Unpaired electrons located at the double bonds make these oils highly reactive. When they are subjected to heat or oxygen, as in extraction, processing, and cooking, free radicals are formed. It is these free radicals, not saturated fats, that can initiate cancer and heart disease. As such, industrially processed polyunsaturated oils, such as corn, safflower, soy, and sunflower oils, should be strictly avoided.

The Dangers of Trans Fats

Manufactured foods, such as baked goods, some frozen foods, margarine, chips, fast-food fries and countless other products, contain rearranged fatty acids called trans fats, which are produced artificially by bombarding polyunsaturated oils with hydrogen, a process called partial hydrogenation. This process makes the normally twisty polyunsaturated fatty acids straighten out and behave like saturated fats in foods. As a result, trans fats have a longer shelf life. They pack together easily so they are unnaturally solid at room temperature and can be used as spreads and shortenings. Because they can be made so cheaply and because their inclusion helps packaged foods to last nearly forever, the food industry prefers to use trans fats made from cheap soy, canola, corn, or cottonseed oil rather than more expensive animal fats or tropical oils.

For years, as you will read in Chapter 2, medical experts, government agencies such as the Food and Drug Administration, and medical organizations such as the American Heart Association (AHA) urged Americans to abandon traditional saturated fats in favor of partially hydrogenated oils in order to reduce the risk of heart disease. These organizations boosted margarine, for example, as healthier for the heart than butter.

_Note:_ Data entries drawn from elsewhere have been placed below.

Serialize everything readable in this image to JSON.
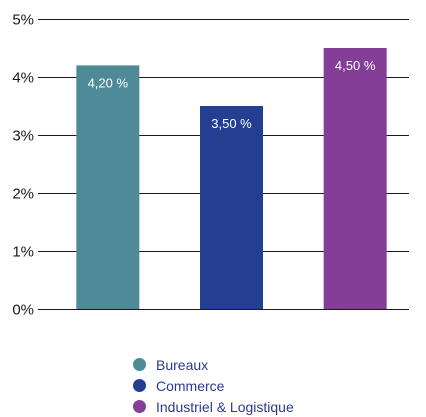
{
  "chart_data": {
    "type": "bar",
    "categories": [
      "Bureaux",
      "Commerce",
      "Industriel & Logistique"
    ],
    "values": [
      4.2,
      3.5,
      4.5
    ],
    "data_labels": [
      "4,20 %",
      "3,50 %",
      "4,50 %"
    ],
    "colors": [
      "#4f8a98",
      "#243f92",
      "#843e98"
    ],
    "yticks": [
      {
        "value": 0,
        "label": "0%"
      },
      {
        "value": 1,
        "label": "1%"
      },
      {
        "value": 2,
        "label": "2%"
      },
      {
        "value": 3,
        "label": "3%"
      },
      {
        "value": 4,
        "label": "4%"
      },
      {
        "value": 5,
        "label": "5%"
      }
    ],
    "ylim": [
      0,
      5
    ],
    "grid": true,
    "legend_position": "bottom",
    "legend": [
      {
        "label": "Bureaux",
        "color": "#4f8a98"
      },
      {
        "label": "Commerce",
        "color": "#243f92"
      },
      {
        "label": "Industriel & Logistique",
        "color": "#843e98"
      }
    ]
  }
}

Yet a large body of scientific research now demonstrates what Mary Enig’s work showed long before the medical establishment was willing to acknowledge the facts: that these altered fats, which people are still told to eat to reduce their cholesterol levels, actually
increase
cholesterol and also the risk for heart disease. For example, the Nurses’ Health Study, a long-term study of over 80,000 female nurses carried out by researchers at Harvard University, reported that substituting 30 calories of trans fats each day for 30 calories of carbohydrates increased the risk of heart disease by a factor of nearly two. The director of the study, Dr. Walter Willett, professor of nutrition and epidemiology at the Harvard School of Public Health, claimed that saturated fats also increased the risk, although much less; but other commentators on the overall study, such as J. Salmeron in the
American Journal of Clinical Nutrition
, 2001, found no correlation between consumption of saturated fats and heart disease.

Trans fats also compromise many bodily functions, including hormone synthesis, immune function, insulin metabolism, and tissue repair. What’s more, they promote weight gain. In fact, a person whose dietary fats are mostly trans fats is likely to weigh more than a person who does not consume trans fats, even if their caloric intake is the same. (One type of trans fat, called an isomer, occurs in small amounts in butter, beef, and lamb fat. But this isomer does not cause health problems. It is actually converted into a substance called CLA, which protects against weight gain.)